The Big 12 held its annual Media Days on Monday and Tuesday in Dallas, TX, continuing the road to the kickoff of preseason camps.
Here are some notes from the two-day event:
US PRESSWIREBob Bowlsby said that "transformative change" needs to happen within the NCAA.
- Bowlsby's address: Big 12 commissioner Bob Bowlsby made headlines at his press conference by calling for NCAA reform, making strong remarks despite being on the job for just over a year. Bowlsby said it is time to consider a new "federation" of schools with like resources with perhaps separation by sport. "It's probably unrealistic to think that we can manage football and field hockey by the same set of rules," Bowlsby said. "I think some kind of reconfiguration of how we govern is in order." The commish said that "transformative change is going to have to happen" within the governance, and he essentially echoed what Mike Slive and John Swofford said at SEC Media Days and ACC Media Days, respectively. Not only are proposed initiatives by larger schools not getting passed because schools with fewer resources don't vote them to pass, but the NCAA's governance structure also is just not in tune with reality. Strong words from Bowlsby as the future of the NCAA as we know it looks even murkier.
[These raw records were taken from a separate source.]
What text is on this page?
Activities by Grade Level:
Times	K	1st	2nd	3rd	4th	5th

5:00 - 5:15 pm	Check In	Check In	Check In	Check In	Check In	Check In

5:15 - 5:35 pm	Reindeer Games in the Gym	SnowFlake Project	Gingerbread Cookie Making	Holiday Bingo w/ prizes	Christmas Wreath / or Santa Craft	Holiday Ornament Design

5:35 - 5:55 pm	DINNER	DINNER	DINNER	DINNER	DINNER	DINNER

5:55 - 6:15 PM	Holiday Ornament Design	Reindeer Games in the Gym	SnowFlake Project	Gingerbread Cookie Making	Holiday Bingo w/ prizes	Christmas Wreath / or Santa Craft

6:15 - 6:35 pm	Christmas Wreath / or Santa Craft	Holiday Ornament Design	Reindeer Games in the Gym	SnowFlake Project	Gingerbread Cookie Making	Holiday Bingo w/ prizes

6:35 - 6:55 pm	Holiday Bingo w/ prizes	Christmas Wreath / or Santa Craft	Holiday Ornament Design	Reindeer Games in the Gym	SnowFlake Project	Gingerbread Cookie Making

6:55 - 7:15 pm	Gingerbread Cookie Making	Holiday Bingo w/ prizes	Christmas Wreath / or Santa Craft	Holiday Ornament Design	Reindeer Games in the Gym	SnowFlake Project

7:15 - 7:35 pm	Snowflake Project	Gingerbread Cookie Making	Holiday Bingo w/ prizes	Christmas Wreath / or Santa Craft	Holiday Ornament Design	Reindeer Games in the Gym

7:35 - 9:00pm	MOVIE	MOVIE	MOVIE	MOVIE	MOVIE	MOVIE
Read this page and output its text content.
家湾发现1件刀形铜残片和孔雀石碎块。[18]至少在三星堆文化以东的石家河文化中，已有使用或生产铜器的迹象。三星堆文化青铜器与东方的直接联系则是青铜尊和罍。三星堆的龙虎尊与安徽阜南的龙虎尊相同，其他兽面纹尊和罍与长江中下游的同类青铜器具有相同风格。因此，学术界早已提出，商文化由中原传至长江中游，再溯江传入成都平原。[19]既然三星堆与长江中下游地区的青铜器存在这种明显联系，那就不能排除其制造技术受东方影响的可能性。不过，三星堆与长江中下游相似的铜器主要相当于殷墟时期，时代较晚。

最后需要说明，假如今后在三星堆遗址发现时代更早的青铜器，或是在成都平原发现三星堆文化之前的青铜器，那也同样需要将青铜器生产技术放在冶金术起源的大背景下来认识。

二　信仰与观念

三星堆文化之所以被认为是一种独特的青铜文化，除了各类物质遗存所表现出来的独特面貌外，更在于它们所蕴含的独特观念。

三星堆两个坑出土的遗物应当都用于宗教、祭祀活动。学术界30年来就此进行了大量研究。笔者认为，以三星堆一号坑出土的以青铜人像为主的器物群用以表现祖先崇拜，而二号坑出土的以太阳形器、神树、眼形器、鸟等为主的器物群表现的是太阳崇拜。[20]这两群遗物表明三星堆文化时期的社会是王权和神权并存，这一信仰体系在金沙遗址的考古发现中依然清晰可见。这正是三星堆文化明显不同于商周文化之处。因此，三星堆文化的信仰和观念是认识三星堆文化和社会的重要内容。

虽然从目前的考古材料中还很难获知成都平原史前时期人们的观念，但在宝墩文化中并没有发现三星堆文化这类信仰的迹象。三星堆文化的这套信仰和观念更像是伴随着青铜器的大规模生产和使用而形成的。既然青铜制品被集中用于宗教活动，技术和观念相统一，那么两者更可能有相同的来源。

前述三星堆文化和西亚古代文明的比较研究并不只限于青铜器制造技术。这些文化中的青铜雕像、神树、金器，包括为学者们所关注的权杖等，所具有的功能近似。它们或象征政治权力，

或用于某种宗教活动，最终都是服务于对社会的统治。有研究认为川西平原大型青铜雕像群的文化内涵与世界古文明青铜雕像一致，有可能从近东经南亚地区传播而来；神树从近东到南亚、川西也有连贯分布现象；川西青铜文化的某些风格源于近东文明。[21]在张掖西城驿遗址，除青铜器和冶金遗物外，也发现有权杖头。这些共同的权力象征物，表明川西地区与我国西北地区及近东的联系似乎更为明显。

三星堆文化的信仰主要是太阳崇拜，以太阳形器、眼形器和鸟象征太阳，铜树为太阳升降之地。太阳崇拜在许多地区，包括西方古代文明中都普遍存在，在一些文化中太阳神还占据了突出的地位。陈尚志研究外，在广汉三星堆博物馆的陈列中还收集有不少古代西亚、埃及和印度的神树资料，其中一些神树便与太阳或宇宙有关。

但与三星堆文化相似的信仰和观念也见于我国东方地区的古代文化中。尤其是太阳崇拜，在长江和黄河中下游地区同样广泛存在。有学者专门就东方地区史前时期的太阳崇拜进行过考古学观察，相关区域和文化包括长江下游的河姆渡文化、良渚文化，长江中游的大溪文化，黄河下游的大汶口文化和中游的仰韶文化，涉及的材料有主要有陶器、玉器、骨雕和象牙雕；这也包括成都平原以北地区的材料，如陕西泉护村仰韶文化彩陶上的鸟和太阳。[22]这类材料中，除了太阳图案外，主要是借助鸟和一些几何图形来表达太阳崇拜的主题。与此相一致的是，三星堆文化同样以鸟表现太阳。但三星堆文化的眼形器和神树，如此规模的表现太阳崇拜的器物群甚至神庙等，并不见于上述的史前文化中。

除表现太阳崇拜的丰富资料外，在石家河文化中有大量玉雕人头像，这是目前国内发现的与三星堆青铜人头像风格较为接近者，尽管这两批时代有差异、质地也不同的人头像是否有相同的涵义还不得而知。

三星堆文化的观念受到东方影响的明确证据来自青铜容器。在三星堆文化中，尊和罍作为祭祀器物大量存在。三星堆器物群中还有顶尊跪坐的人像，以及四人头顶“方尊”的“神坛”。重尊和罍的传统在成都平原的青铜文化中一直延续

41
- Critical Weis: Second-year Kansas head coach Charlie Weis did not mince any words when he publicly criticized his team, saying that potential recruits should have no concern about getting playing time in Lawrence because of the type of players the Jayhawks have fielded over the years. "Have you looked at that pile of crap out there? Have you taken a look at that?," Weis asked reporters. "So if you don't think you can play here, where do you think you can play? It's a pretty simple approach." Was this the last Big 12 Media Days for the former Notre Dame head coach? At least he was honest in essentially reasoning why Kansas has a 21-game losing streak in Big 12 play.
- The old new Red Raider: Kliff Kingsbury experienced his first Big 12 Media Days as head coach at Texas Tech, where he returned after successful assistant stints at Houston and Texas A&M. While he didn't make any headlines with his comments, Kingsbury looked calm, cool and comfortable with the microphone and handled himself well in front of the large media gathering.
- Holgorsen on the attack: West Virginia head coach Dana Holgorsen certainly was not as low-key as Kingsbury, as the Mountaineers boss commented on Nick Saban's and Bret Bielema's criticism of the rise of the no-huddle offense. "Get over it, because it's not going to change," Holgorsen said. "It's going into the NFL, for crying out loud." Of course, Saban and Bielema have both made comments in the past about the fairness and safety, respectively, of the up-tempo style of offense.
- Controversy on the horizon?: Big 12 coordinator of officials Walt Anderson did not really do a great job in his explanations of rule changes for this year, which includes the targeting rule that now gives an automatic ejection to a player for targeting. In his press conference, a video of South Carolina defensive end Jadeveon Clowney's hit on Michigan running back Vincent Smith was shown, and Anderson said it was possible that Clowney could have been ejected based on the new rule. Referees are unquestionably going to have to deal with livid coaches and players at some point this year because of the subjectivity of the rule. The thought process in player safety is great, but the enforcement will be very difficult. Anderson said if a targeting penalty and ejection is overturned by replay, the player will be able to remain in the game but the penalty remains. Which doesn't make sense. At all.